Contingent consideration may take different forms, each of which allocates a certain risk associated with the outcome of the case. The most common linear compensation scheme implies that the client agrees to pay the lawyer a fixed proportion of any monetary benefits that received as a result of the settlement of the dispute or awarded by the court. In most of these schemes lawyer typically pays the client during the trial, knowing that the funds will not be able to return if the case is lost. Therefore, this scheme can be considered remuneration as follows: a fixed cash payment plus a share of the monetary benefits to be received later. Nonlinear compensation schemes are also quite common, usually in these schemes the percentage of contingent consideration decreases with increasing the monetary benefits. In other schemes, the value of the remuneration, acquired by a lawyer depends on whether the case settled or a court decision is made; the effort of the lawyer (estimated in the number of hours spent) may also be taken into account. If the client is not inclined to take risks, he would prefer to share the risk with the lawyer and choose a contract with contingent consideration. But the client is not able to convince the lawyer that the submitted information corresponds to the real state of affairs until the documents are submitted. Therefore, the lawyer may fear that if he agrees to conduct business for contingent consideration, after an expensive collection of necessary documents the case may appear to be fruitless. In this connection, the client will hardly be able to find a lawyer who agrees to conduct business for a reasonable fee. A lawyer can set the size of remuneration, based on its assessment of the likelihood that the case would be unsound and the reward that he will ask for will be determined taking into account the risk. But for the customer, who risk losing the case is lower than average risk, the requested attorney fee is too high. The exceptions are rare, yet they are possible. Thus, making a choice in favor of partnering with an ambitious company, paving its way to the top league may be pay for itself. Forster Dean may be the right agency to team up with – being one of the largest UK no win no fee agencies, it offers quite fair and reasonable terms, and running a good number of offices across the country:

  • Birkenhead (Wirral)
  • Chorley (Lancashire)
  • Crewe (Cheshire)
  • Eccles (Greater Manchester)
  • Ellesmere Port (Cheshire)
  • Hanley (Staffordshire)
  • Harpurhey (Greater Manchester)
  • Leigh (Greater Manchester)
  • Liverpool
  • Liverpool (Bootle)
  • Liverpool (County Road, Walton)
  • Liverpool (Huyton)
  • Liverpool (Old Swan)
  • Liverpool (Tuebrook)
  • Newcastle-under-Lyme (Staffordshire)
  • Oldham (Greater Manchester)
  • Preston (Lancashire)
  • Rochdale (Greater Manchester)
  • Runcorn (Cheshire)
  • St Helens (Merseyside)
  • Stafford (Staffordshire)
  • Stockport (Cheshire)
  • Walsall (West Midlands)
  • Warrington (Cheshire)
  • Widnes (Cheshire)
  • Widnes – Conveyancing Department (Cheshire)
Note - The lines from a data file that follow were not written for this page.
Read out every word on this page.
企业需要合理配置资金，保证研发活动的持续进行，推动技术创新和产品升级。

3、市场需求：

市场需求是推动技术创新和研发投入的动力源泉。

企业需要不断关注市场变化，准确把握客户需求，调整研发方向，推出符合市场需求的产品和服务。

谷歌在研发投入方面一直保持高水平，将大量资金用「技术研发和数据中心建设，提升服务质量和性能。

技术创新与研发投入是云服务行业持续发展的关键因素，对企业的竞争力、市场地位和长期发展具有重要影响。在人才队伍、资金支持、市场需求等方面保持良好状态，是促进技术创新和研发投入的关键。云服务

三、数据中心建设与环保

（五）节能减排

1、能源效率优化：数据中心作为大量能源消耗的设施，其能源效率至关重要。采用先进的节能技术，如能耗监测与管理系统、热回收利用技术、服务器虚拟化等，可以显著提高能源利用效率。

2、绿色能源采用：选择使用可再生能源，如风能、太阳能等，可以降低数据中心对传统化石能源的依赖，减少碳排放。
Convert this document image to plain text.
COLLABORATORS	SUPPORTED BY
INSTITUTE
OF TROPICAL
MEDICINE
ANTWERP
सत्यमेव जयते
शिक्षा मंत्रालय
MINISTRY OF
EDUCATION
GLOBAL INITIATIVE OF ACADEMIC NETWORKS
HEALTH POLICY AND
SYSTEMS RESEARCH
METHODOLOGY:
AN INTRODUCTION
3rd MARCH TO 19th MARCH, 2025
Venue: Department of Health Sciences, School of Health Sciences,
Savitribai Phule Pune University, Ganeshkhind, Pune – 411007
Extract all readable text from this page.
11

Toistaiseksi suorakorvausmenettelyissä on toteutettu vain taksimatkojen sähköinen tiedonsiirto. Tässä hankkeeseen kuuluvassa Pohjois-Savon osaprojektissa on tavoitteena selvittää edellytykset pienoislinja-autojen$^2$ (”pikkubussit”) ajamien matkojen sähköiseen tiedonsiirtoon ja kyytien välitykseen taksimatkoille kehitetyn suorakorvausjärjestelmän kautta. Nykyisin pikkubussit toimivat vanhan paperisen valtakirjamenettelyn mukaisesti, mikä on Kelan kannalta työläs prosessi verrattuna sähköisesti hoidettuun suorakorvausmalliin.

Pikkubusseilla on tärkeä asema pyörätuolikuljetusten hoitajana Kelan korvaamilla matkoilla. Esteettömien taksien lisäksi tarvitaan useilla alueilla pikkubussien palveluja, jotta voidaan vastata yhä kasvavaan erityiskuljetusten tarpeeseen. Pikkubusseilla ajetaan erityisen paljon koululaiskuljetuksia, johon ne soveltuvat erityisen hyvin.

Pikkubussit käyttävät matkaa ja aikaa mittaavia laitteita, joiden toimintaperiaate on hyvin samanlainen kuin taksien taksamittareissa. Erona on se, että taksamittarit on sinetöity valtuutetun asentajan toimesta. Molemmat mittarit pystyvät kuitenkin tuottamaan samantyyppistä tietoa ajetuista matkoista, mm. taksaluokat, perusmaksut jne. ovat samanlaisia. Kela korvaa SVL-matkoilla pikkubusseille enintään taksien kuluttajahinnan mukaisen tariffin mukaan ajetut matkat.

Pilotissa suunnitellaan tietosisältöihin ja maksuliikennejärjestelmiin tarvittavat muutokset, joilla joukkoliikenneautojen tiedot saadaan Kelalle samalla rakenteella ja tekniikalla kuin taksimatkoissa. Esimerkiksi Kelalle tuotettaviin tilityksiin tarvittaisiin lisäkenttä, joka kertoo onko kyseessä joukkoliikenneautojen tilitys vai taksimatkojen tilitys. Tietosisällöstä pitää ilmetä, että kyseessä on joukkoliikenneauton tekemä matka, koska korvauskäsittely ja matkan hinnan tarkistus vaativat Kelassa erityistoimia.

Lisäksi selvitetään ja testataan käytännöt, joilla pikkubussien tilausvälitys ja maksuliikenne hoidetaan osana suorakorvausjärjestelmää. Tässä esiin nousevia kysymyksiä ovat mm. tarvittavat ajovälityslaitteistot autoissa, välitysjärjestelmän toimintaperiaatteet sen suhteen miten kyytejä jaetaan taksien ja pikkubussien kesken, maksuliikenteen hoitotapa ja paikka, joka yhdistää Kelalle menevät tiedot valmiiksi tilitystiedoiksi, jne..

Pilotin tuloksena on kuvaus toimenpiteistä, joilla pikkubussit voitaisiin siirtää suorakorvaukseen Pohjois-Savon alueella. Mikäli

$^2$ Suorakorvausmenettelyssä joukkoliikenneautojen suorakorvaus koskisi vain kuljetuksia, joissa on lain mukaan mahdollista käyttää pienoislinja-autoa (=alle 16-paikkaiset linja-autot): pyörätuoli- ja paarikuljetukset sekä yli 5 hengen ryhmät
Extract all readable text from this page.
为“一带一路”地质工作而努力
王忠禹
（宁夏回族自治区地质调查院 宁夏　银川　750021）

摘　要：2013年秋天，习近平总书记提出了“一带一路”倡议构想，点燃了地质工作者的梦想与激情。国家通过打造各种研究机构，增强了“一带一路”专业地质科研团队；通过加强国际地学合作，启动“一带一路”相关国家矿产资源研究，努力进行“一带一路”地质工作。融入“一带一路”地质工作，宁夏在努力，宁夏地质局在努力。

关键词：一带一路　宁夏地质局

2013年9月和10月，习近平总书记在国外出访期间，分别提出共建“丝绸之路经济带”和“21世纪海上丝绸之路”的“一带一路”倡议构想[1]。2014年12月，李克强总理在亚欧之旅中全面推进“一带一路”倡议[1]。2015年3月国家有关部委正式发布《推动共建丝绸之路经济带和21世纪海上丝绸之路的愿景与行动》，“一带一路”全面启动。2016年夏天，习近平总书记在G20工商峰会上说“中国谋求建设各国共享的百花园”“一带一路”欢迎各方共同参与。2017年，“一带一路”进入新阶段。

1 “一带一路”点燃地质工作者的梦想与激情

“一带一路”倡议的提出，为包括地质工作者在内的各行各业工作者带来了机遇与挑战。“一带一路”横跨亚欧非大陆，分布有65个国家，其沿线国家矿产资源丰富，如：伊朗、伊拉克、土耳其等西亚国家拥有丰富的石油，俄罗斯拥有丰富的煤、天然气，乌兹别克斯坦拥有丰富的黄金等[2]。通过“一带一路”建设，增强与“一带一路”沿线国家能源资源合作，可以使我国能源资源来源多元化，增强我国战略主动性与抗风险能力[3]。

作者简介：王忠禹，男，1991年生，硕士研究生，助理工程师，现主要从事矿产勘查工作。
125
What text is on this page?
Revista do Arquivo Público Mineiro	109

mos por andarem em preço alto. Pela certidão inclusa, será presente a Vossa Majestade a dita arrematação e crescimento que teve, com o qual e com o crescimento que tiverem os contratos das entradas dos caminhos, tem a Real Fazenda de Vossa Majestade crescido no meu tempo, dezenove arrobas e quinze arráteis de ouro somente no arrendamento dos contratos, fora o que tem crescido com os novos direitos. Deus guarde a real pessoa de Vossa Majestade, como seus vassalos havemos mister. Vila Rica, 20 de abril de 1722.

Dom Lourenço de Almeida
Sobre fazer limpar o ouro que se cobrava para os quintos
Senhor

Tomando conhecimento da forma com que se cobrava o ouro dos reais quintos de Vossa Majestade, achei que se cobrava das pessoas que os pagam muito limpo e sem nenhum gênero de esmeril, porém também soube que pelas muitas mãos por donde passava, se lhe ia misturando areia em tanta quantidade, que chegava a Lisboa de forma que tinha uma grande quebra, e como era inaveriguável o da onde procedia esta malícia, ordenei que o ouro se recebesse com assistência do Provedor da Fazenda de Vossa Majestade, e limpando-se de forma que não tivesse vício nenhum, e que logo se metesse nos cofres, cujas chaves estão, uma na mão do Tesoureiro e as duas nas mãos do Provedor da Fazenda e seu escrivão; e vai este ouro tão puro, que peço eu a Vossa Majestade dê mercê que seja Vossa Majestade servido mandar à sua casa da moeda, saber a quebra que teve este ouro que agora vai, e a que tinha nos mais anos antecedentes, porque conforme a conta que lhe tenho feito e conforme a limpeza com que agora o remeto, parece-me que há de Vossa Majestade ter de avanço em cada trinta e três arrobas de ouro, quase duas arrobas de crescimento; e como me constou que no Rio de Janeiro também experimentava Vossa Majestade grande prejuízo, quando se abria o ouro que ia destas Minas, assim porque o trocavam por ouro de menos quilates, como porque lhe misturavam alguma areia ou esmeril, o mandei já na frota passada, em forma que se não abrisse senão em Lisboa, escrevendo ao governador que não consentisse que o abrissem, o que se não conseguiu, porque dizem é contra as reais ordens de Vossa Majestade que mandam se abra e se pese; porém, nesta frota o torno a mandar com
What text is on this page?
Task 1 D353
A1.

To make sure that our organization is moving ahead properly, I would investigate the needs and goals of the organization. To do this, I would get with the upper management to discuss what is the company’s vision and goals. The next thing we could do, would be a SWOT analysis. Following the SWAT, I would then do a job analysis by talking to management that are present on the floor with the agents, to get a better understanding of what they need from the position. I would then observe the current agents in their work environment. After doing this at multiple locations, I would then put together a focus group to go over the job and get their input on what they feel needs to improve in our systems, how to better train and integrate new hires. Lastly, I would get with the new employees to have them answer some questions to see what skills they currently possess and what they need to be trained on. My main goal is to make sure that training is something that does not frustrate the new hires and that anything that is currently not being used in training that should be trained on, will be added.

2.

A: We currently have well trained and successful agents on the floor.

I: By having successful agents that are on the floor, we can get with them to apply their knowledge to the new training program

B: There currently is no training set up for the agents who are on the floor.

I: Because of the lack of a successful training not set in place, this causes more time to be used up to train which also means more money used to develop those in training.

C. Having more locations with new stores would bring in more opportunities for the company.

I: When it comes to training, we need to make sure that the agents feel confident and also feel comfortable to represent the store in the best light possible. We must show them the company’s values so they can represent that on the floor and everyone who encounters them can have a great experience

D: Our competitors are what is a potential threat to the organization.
  • Wigan (Greater Manchester)

How can the problem of poor selection be solved? The lawyer in this case is the uninformed party, and can take advantage of the screening strategy. He will offer the customer a set of contracts with different proportions of the contingent consideration, choosing which clients will disclose information about themselves. If a ‘decent quality’ with favorable prospects for obtaining compensation, the client chooses a contract in which the share of the contingent consideration is insignificant and lawyer works primarily on the basis of an hourly fee or a fixed fee. ‘High quality’ claim encourages a business to bet on a favorable outcome. On the other hand, the clients whose cases are evaluated as ‘poor quality’ ones, agree to contingent consideration, thus recognizing that the expected value of the compensation to which they would have to leave, is small, since the probability of winning the case is relatively small.